Sommerferien: Wir lernten, über spitze Steine zu laufen
Ferienlager klingt nach Hagebuttentee und Linoleumboden. Unsere Autorin hat mehr Erinnerungen – und fordert Urlaub für Kinder aus allen Schichten.

Kurz vor unserem Abi beschwerte sich ein Klassenkamerad von mir über die Person, die als DJ beim Abschlussball auflegen sollte. Er bot an, selbst für einen besseren Ersatz zu zahlen. „Geld spielt keine Rolex“, verkündete er. Der Satz beschreibt einen Teil meines Jahrgangs gut. Hamburgs Speckgürtel, Markenkleidung. Als wir 18 wurden, das ist jetzt sieben Jahre her, tauchten regelmäßig neue Minis auf dem Schulparkplatz auf.
Für meine Familie spielte Geld sehr wohl eine Rolle. Arm waren wir nicht, darauf achten mussten wir schon. Stand für meinen Bruder und mich gleichzeitig eine Klassenfahrt an, konnten die neuen Deichmann-Schuhe erst im nächsten Monat gekauft werden. Meine Eltern sparten viel, damit wir im Sommer ein oder zwei Wochen lang verreisen konnten. Meist gingen wir Zelten.

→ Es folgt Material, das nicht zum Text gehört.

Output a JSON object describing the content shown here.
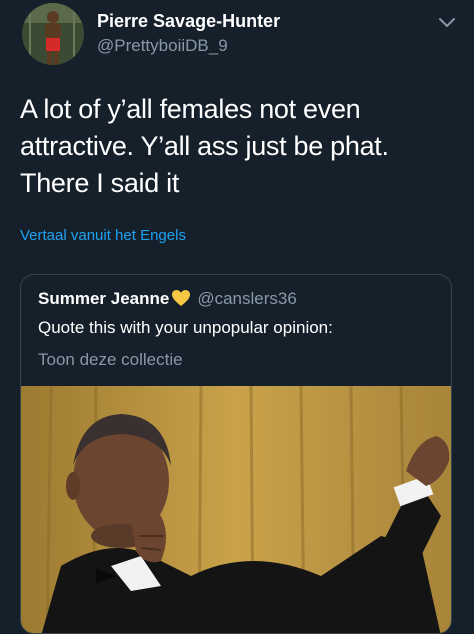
{
  "tweet": {
    "author": {
      "display_name": "Pierre Savage-Hunter",
      "handle": "@PrettyboiiDB_9",
      "avatar_icon": "profile-photo"
    },
    "menu_icon": "chevron-down-icon",
    "text": "A lot of y’all females not even attractive. Y’all ass just be phat. There I said it",
    "translate_label": "Vertaal vanuit het Engels"
  },
  "quoted_tweet": {
    "author": {
      "display_name": "Summer Jeanne",
      "emoji": "yellow-heart",
      "handle": "@canslers36"
    },
    "text": "Quote this with your unpopular opinion:",
    "collection_label": "Toon deze collectie",
    "media": "gif-mic-drop"
  },
  "colors": {
    "background": "#15202b",
    "text": "#ffffff",
    "secondary_text": "#8899a6",
    "link": "#1da1f2",
    "border": "#38444d",
    "heart": "#f7c843"
  }
}
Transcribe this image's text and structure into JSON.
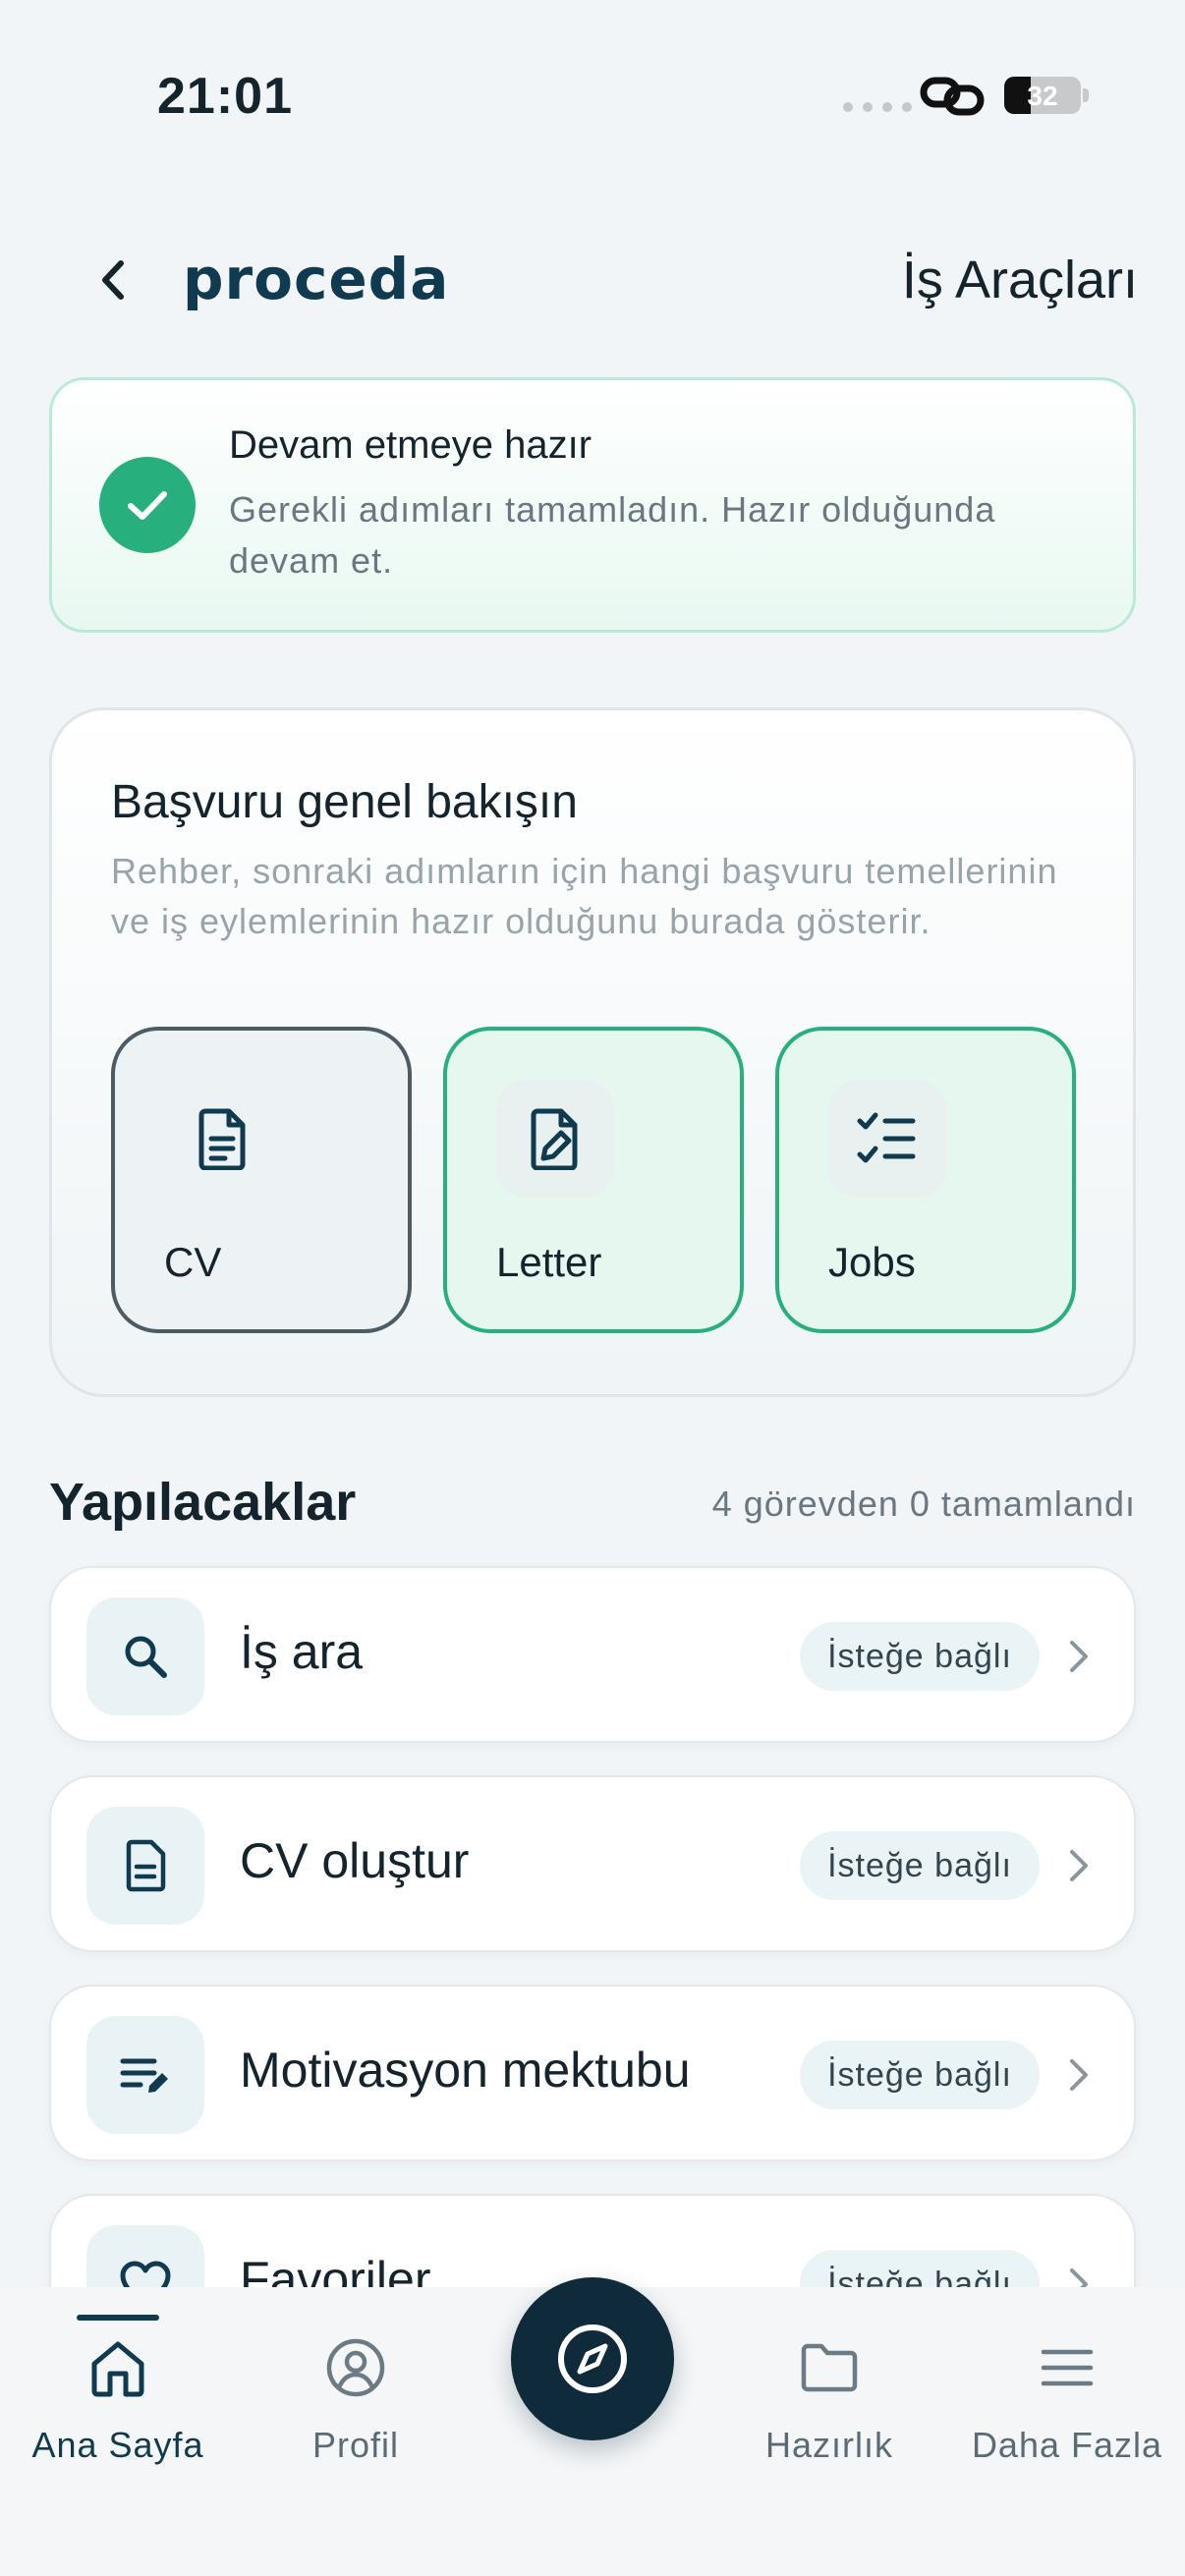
{
  "status_bar": {
    "time": "21:01",
    "battery": "32"
  },
  "header": {
    "logo": "proceda",
    "title": "İş Araçları"
  },
  "ready_card": {
    "title": "Devam etmeye hazır",
    "text": "Gerekli adımları tamamladın. Hazır olduğunda devam et."
  },
  "overview": {
    "title": "Başvuru genel bakışın",
    "text": "Rehber, sonraki adımların için hangi başvuru temellerinin ve iş eylemlerinin hazır olduğunu burada gösterir.",
    "tiles": [
      {
        "label": "CV",
        "icon": "document-icon",
        "state": "neutral"
      },
      {
        "label": "Letter",
        "icon": "letter-edit-icon",
        "state": "ready"
      },
      {
        "label": "Jobs",
        "icon": "checklist-icon",
        "state": "ready"
      }
    ]
  },
  "tasks": {
    "title": "Yapılacaklar",
    "count_text": "4 görevden 0 tamamlandı",
    "items": [
      {
        "label": "İş ara",
        "badge": "İsteğe bağlı",
        "icon": "search-icon"
      },
      {
        "label": "CV oluştur",
        "badge": "İsteğe bağlı",
        "icon": "document-icon"
      },
      {
        "label": "Motivasyon mektubu",
        "badge": "İsteğe bağlı",
        "icon": "edit-notes-icon"
      },
      {
        "label": "Favoriler",
        "badge": "İsteğe bağlı",
        "icon": "heart-icon"
      }
    ]
  },
  "bottom_nav": {
    "items": [
      {
        "label": "Ana Sayfa",
        "icon": "home-icon",
        "active": true
      },
      {
        "label": "Profil",
        "icon": "profile-icon",
        "active": false
      },
      {
        "label": "Hazırlık",
        "icon": "folder-icon",
        "active": false
      },
      {
        "label": "Daha Fazla",
        "icon": "menu-icon",
        "active": false
      }
    ],
    "fab_icon": "compass-icon"
  },
  "colors": {
    "brand": "#0f3a4f",
    "success": "#27b07e",
    "background": "#f2f5f7"
  }
}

Jeder Fünfte konnte sich in Deutschland 2024 keinen einwöchigen Urlaub leisten. Das ergab eine Studie des Statistischen Bundesamts. Als Urlaub zählten auch Reisen zu Verwandten oder Freund:innen.
Es sind kirchliche Träger oder Vereine wie die sozialistischen Falken, die jedes Jahr Tausenden Kindern und Jugendlichen günstige Ferienfahrten ermöglichen. Was für manche nach Linoleumboden und Hagebuttentee klingt, müsste eigentlich gesellschaftlich viel mehr anerkannt und gefeiert werden. Mit meinen Eltern, meinem Bruder und befreundeten Familien verbrachte ich jedes Jahr im Sommer ein verlängertes Wochenende in einem Haus der Falken an der Ostsee. Weil sich die vergleichsweise niedrigen Kosten unter vielen aufteilten, konnten alle mitkommen.
Du liest einen Text aus unserem Zukunfts-Ressort. Wenn Du Lust auf mehr positive Perspektiven hast, abonniere TEAM ZUKUNFT, den konstruktiven Newsletter zu Klima, Wissen, Utopien. Jeden Donnerstag bekommst du von uns eine Mail mit starken Gedanken für dich und den Planeten.
Das Gefühl, an den geliebten Ort zurückzukehren, stellte sich schon an der Schranke ein, die den langen Kiesweg zum Haus absperrte. Oft hielten mein Bruder und ich es nicht aus, nach dem Öffnen zurück ins stickige Auto zu steigen. Lieber sprinteten wir den ganzen Weg johlend zum Haus.
Was ist es wert, Ferien machen zu können? Und was bedeutet es für Kinder, wenn es unmöglich ist? Um diesen Fragen nachzuspüren, bin ich an den Arsch der Welt gefahren. So nennt eins der teilnehmenden Kinder den mecklenburgischen Ort Schlowe, wo in diesem Sommer eine Ferienfahrt der Falken stattfindet.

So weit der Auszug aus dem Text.